Güncelleme Tarihi:
HIZLA turizm sezonunun son çeyreğine doğru ilerliyoruz. Üçüncü çeyrek istatistikleri elimize ulaştıktan sonra tahminlerle gerçek değerler arasındaki değerlendirmeyi daha somut yapabileceğim. Genel olarak sezona baktığımızda her şey iyi giderken, ne yazık ki en hareketli dönemin tam ortasında yangın felaketinin darbe vurduğunu görüyoruz. Akdeniz kıyıları bu açıdan biraz daha şanslı olsa da Ege’de düşüşler hissedilir düzeyde oldu. Bazı sektör yatırımcıları son çeyrekte hareketliliğin artık tamamen durma noktasına geleceği endişesinde. Hatta bazı bölgeler için söylentiler Ekim’de sezonun kapanacağı yönünde. Ancak 2020 yılında üçüncü çeyreğin son ayında atağa geçen sektör, Ekim-Kasım-Aralık aylarında dahi ciddi ilerleme kat etmişti. Kısıtlamaların büyük ölçüde kaldırıldığı bu sezonun 2020’ye kıyasla daha yüksek rakamlara ulaşmış olması haklı beklentilerden biri. Rakamları ben de hepiniz gibi merakla bekliyorum. İyimser beklentim daha ağır basıyor diyebilirim.
***
Geçtiğimiz hafta ilköğretim ve ortaöğretimde yüz yüze eğitimler başladı. Haftaya yükseköğretim de bu sürece hızla giriş yapacak. Varyantların çeşit çeşit önümüze serildiği bu günlerde elbette herkes kadar ben de endişeliyim. Mutlaka doğru stratejilerle önlemler gevşetilmeden süreç yönetilmeli. Aksi halde yüz yüze derslerin devamlılığı hayalini kurarken yeniden katı kısıtlarla yüz yüze geleceğiz. Hareketlilik kontrollü ilerlemezse olası bir kapama yeniden sektörün kalbine balyoz gibi düşer.
***
Her yıkıntının ardından, önce enkaz toplama süreci olur sonra yeni ve daha iyi olan inşa edilir. Aslında turizm, salgından sonra önce yıkımı yaşadı, şimdi ise enkaz toplama sürecinde. Daha iyi olanı inşa etmek için eksik kalan parçaları da doldurarak ilerliyor. Mesela; dijitale olan yatırım, sektörün hizmet odaklı emek-yoğun yapısına sığınılarak ertelenen bir ihmaldi. Yeni yatırımlar, alternatif arayışlar ve mevcut yapılardaki inovatif katkılar göz ardı edilirken bugün gözlerin bu alanlara çevrildiğini görüyoruz.
***
Dijitale yatırımla birlikte, temassız uygulamalar otel işletmelerinin son zamanlarda hızla edindiği yeteneklerinden biri oldu.
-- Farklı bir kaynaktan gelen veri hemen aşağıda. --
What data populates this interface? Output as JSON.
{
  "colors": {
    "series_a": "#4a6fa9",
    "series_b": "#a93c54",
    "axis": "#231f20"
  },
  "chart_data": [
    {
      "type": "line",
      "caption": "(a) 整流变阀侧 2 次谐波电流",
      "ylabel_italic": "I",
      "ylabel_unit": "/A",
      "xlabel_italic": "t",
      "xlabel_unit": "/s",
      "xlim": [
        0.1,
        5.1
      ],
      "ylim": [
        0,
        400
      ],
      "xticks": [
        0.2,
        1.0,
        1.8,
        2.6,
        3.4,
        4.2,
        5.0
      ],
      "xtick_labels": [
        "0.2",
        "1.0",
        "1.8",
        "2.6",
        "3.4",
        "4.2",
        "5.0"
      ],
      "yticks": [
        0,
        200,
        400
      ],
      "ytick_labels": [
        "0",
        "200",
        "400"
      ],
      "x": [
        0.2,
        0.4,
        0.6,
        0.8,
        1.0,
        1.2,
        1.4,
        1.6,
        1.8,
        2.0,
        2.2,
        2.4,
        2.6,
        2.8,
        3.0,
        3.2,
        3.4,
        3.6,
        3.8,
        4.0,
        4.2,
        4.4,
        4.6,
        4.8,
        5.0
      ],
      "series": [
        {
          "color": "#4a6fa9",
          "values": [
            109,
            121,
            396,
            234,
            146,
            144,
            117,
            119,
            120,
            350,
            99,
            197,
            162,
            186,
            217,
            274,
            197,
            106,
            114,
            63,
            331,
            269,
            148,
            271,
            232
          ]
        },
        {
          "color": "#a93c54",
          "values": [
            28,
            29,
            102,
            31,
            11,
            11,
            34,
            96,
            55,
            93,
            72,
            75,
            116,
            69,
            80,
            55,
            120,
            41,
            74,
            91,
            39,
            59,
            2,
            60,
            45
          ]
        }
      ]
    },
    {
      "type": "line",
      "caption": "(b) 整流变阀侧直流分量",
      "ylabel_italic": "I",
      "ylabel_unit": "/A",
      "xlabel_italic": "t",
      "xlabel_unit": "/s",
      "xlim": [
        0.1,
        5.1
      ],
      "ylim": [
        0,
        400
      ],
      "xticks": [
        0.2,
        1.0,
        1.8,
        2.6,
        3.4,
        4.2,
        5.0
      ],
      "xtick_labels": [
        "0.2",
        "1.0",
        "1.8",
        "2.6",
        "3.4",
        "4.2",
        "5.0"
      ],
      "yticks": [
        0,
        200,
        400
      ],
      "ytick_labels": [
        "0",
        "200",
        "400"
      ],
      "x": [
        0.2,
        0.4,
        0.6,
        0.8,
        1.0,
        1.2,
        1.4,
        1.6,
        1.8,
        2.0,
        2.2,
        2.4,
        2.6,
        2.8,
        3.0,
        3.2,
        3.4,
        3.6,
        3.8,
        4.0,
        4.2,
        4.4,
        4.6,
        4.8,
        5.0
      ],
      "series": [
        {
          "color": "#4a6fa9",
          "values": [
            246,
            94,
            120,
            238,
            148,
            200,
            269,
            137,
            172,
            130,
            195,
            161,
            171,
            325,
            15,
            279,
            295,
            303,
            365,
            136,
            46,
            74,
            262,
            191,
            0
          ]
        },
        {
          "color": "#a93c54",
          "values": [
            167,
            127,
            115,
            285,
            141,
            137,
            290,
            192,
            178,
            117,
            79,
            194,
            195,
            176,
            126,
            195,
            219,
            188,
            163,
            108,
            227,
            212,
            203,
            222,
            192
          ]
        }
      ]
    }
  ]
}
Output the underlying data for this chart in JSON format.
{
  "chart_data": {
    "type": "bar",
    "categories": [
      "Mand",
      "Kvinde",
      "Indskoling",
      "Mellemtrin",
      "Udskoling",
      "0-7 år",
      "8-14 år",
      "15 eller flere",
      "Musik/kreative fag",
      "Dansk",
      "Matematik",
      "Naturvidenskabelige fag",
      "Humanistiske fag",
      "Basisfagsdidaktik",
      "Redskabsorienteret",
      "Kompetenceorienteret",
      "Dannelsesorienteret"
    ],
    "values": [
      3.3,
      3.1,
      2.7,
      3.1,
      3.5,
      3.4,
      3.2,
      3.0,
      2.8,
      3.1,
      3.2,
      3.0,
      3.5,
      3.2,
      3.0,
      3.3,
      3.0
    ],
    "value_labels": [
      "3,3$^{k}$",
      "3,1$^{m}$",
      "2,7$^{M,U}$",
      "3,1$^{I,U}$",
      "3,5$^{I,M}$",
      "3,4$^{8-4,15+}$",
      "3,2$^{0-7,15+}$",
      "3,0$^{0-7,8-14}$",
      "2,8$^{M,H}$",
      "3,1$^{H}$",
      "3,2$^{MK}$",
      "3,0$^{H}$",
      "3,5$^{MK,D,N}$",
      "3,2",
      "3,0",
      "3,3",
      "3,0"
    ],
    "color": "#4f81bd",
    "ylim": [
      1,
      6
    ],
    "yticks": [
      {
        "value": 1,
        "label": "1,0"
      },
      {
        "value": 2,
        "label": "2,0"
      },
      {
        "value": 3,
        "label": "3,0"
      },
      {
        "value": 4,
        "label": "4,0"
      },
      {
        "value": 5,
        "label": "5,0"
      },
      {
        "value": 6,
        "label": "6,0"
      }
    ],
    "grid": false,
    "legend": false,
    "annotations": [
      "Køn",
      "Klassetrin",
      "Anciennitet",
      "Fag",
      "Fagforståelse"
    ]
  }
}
Açıkçası daha önce turist gözüyle hiçbirimizin çekince olarak görmediği “temas”, artık “virüs yayılım hareketi” gibi işlendi zihnimize. Doğal olarak talep kendi arzını zorunlu olarak şekillendirmiş oldu. Pandemiden önce telefonlarımızı yalnızca otellere rezervasyon yapmak için kullanırken, şimdi hiçbir çalışana temas etmeden giriş-çıkış işlemlerini, çamaşır-oda servisi hizmetlerini, uyandırma servisi gibi daha birçok hizmeti telefonlara yüklediğimiz bu uygulamalarla alabiliyoruz. Bu yüzden sarsıntılar derin yıkıntılar bıraksa da küllerinden yeniden doğmak için de bir fırsat sağlıyor.
***
Dibi görünmeyen kuyu olan pandeminin dünya üzerindeki etkileri daha kaç yıl sürecek bilemiyorum ama bu yıllar içerisinde hemen her sektörü yeni baştan şekillendireceği kesin. Yeni yeteneklerle yeni forma uyum sağlayabilmek için esnek ve inovatif olmak şart. Aksi halde ilerleyen yıllarda geleneksel yapısından ayrılamayanların sektörde kalabileceğini düşünmüyorum. Şimdi krizi fırsata çevirmenin tam zamanı.